Par Jeanne Magnien, le 18 novembre 2022

Thomas George, le directeur général de l’entreprise du bâtiment Chevalier Nord, répond aux questions de Philippine Potentier (BFM Grand Lille / Grand Littoral) et de Jeanne Magnien (Le Journal des Entreprises, édition Hauts-de-France) dans l’émission "Hauts-de-France Business" du 15 novembre 2022.

Thomas George est le directeur général de la PME familiale Chevalier Nord.
Thomas George est le directeur général de la PME familiale Chevalier Nord. — Photo : Capture BFM Grand Lille

Depuis son site de Saint-Martin-les-Tatinghem (Pas-de-Calais), Chevalier Nord suit les hausses successives des prix de l’énergie d’un œil presque serein. La PME familiale (70 salariés, 10 M€ de CA), qui se spécialise dans la restauration d’édifices patrimoniaux, a investi récemment pour faire baisser sa consommation en électricité et eau. C’est que ses machines, utilisées par ses compagnons pour la taille des pierres, destinées ensuite à la rénovation de sites d’exception dans toute la région, comme la basilique de Boulogne-sur-Mer ou la Chartreuse de Neuville, consomment beaucoup. De l’électricité en premier lieu mais aussi de l’eau, pour refroidir les lames.

Panneaux solaires

Thomas George, le directeur général, a consenti un investissement de 120 000 euros sur le bâtiment abritant le siège et les ateliers de l’entreprise. "Dès 2020, nous avons lancé des expertises pour nous équiper de panneaux solaires, en nous faisant aider par un bureau d’études. Il est rapidement apparu qu’il faudrait au préalable changer la toiture, qui datait des années 1980 et était amiantée. Au final, nous en avons eu pour 60 000 euros de panneaux et 55 000 euros de toiture. Le reste a été investi dans une cuve de récupération d’eau de pluie, qui nous permet de refroidir nos machines de taille de pierre à moindre coût", détaille le dirigeant, qui a bénéficié d’une subvention de la Région Hauts-de-France à hauteur de 30 % du total.

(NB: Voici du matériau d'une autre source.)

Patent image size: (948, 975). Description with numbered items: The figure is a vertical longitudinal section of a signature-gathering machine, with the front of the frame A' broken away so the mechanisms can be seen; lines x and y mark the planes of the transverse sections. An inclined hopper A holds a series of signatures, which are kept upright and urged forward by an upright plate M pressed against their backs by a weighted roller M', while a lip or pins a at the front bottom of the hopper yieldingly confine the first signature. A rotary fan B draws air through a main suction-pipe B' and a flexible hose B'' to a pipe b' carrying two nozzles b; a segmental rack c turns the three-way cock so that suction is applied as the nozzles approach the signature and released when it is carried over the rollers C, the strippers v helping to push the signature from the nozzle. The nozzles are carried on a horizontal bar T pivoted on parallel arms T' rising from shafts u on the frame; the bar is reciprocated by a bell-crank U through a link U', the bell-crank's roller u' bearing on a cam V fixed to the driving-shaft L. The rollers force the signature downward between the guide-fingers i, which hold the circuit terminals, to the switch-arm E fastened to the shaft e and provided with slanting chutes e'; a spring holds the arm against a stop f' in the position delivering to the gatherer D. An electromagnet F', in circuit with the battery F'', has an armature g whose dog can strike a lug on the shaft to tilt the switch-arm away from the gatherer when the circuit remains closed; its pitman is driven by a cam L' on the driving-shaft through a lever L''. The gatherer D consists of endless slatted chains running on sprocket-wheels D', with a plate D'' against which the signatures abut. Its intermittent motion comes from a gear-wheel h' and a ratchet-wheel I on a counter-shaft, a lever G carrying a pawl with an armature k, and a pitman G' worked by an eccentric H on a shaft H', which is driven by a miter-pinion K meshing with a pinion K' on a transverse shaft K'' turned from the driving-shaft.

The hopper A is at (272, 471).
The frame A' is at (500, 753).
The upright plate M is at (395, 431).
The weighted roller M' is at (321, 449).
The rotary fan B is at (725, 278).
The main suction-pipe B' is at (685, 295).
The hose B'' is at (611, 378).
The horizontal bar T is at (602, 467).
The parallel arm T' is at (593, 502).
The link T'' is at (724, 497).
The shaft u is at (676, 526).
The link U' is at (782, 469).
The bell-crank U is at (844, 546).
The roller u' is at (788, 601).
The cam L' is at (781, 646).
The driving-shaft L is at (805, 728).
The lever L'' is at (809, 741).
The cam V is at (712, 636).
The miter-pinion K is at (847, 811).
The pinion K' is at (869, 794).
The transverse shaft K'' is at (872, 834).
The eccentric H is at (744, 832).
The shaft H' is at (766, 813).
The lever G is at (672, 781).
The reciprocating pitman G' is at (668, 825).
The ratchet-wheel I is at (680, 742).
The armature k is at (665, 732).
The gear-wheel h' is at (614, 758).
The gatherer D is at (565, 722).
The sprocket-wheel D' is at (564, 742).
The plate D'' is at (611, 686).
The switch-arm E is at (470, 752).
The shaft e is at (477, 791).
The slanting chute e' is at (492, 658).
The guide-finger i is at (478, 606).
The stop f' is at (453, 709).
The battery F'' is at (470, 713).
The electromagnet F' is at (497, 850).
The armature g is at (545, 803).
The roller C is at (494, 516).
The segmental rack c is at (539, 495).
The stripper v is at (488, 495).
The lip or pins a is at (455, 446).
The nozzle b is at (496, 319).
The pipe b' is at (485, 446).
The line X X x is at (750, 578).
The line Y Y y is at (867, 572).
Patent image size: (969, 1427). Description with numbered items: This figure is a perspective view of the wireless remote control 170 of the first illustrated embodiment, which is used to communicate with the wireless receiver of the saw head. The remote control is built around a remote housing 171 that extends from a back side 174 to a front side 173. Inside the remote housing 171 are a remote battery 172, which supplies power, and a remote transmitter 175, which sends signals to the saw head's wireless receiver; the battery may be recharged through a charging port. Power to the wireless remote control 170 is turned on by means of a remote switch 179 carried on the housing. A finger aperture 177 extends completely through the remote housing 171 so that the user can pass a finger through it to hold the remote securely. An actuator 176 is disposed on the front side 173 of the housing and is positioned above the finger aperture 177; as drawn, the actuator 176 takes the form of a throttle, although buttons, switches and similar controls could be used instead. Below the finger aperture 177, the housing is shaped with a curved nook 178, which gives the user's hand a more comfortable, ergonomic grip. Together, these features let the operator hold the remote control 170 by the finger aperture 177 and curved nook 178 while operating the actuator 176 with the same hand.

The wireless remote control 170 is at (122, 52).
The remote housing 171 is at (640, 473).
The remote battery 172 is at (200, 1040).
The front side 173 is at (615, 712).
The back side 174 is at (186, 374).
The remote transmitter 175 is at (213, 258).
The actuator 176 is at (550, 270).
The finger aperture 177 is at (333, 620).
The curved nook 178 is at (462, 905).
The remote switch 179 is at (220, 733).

Cet investissement apparaît on ne peut plus justifié aujourd’hui, alors que les tarifs de l’énergie s’envolent. "Quand nous avons monté le projet, le kilowatt était à 10 centimes, on le paye 17 centimes aujourd’hui. Les économies réalisées étaient de l’ordre de 4 500 euros par an, on est plutôt à 7 700 euros aujourd’hui. Le retour sur investissement était prévu sous huit ans, mais à ce rythme, cela va aller plus vite !" souligne Thomas George. À cela s’ajoutent les quelque 5 000 euros économisés à l’année grâce au système de récupération des eaux de pluie, qui fonctionne en circuit fermé.